In a Wednesday release, Andretti Autosport said a replacement driver for the No. 26 Dallara-Honda would be named in the coming days. The NTT IndyCar Series will race Oct. 2-3 at the Indianapolis Motor Speedway road course and then conclude the season Oct. 25 on the streets of St. Petersburg, Florida.

Veach was ranked 11th in the points standings through 11 races of his third season with Andretti. Since a fourth in the June 6 season opener at Texas Motor Speedway, he hadn’t finished higher than 14th.

“The decision was made that I will not be returning in 2021 with Andretti Autosport in the No. 26 Gainbridge car,” Veach said in the Andretti release. “This, along with knowing that limited testing exists for teams due to COVID, have led me to the decision to step out of the car for the remainder of the 2020 IndyCar season. I am doing this to allow the team to have time with other drivers as they prepare for 2021, and so that I can also explore my own 2021 options.

“This is the hardest decision I have ever made, but to me, racing is about family, and it is my belief that you take care of your family. Andretti Autosport is my family and I feel this is what is best to help us all reach the next step. I will forever be grateful to Michael and the team for all of their support over the years. I would not be where I am today if it wasn’t for a relationship that started many years ago with Road to Indy. I will also be forever grateful to Dan Towriss for his friendship and for the opportunity he and Gainbridge have given me.
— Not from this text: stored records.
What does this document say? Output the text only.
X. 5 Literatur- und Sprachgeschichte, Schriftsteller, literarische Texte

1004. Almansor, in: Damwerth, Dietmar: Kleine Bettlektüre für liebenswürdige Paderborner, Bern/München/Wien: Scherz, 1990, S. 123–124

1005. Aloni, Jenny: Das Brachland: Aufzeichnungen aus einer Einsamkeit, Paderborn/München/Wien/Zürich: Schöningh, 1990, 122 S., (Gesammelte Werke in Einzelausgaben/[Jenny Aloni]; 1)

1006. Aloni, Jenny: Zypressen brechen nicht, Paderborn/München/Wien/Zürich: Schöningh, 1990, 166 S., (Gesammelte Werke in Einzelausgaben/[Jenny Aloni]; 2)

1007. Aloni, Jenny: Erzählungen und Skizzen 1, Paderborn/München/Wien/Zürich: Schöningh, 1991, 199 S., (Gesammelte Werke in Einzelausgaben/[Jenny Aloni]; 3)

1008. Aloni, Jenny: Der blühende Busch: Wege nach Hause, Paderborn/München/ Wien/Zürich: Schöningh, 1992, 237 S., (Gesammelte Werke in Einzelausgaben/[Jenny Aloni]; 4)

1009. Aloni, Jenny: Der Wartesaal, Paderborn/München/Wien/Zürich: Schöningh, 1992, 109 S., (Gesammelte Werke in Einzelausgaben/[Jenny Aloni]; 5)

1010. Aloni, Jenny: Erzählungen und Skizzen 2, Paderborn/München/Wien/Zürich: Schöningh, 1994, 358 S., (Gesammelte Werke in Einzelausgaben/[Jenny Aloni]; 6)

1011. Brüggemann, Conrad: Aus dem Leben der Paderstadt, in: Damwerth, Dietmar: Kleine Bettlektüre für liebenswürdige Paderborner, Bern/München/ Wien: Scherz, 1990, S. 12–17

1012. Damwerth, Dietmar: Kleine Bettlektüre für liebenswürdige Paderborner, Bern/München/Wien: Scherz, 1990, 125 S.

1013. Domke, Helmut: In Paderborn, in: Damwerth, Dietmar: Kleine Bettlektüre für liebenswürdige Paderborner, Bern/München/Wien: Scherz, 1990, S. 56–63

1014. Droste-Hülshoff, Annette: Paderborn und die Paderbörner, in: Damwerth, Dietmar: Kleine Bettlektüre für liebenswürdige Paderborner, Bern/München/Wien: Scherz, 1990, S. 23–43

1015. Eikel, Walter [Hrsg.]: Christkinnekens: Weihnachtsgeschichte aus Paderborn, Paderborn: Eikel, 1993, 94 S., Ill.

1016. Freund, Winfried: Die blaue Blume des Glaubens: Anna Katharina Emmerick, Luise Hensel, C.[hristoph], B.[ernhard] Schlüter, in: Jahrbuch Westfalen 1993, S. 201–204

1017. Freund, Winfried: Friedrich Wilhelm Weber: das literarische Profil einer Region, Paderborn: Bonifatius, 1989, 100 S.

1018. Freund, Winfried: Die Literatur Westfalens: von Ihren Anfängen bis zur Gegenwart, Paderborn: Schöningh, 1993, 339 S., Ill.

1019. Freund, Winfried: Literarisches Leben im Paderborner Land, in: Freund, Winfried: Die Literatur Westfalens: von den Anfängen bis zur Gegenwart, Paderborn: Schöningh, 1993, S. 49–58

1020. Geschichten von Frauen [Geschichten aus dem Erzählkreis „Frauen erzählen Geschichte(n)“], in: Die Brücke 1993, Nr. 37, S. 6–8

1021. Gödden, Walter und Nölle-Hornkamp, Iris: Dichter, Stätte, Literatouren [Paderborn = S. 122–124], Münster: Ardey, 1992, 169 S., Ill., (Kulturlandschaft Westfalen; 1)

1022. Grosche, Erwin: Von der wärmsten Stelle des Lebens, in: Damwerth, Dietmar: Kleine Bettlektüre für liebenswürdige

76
“My love for this sport and the people involved is unmeasurable, and I look forward to continuing to be amongst the racing world and fans in 2021.”

Said team owner Michael Andretti: “We first welcomed Zach to the Andretti team back in his USF2000 days and have enjoyed watching him grow and evolve as a racer, and a person. His decision to allow us to use the last few races to explore our 2021 options shows the measure of his character.

“Zach has always placed team and family first, and we’re very happy to have had him as part of ours for so many years. We wish him the best in whatever 2021 may bring and will always consider him a friend.”

Andretti fields five full-time cars for Veach, Alexander Rossi, Ryan Hunter-Reay, Marco Andretti and Colton Herta.

It also has fielded James Hinchcliffe in three races this season.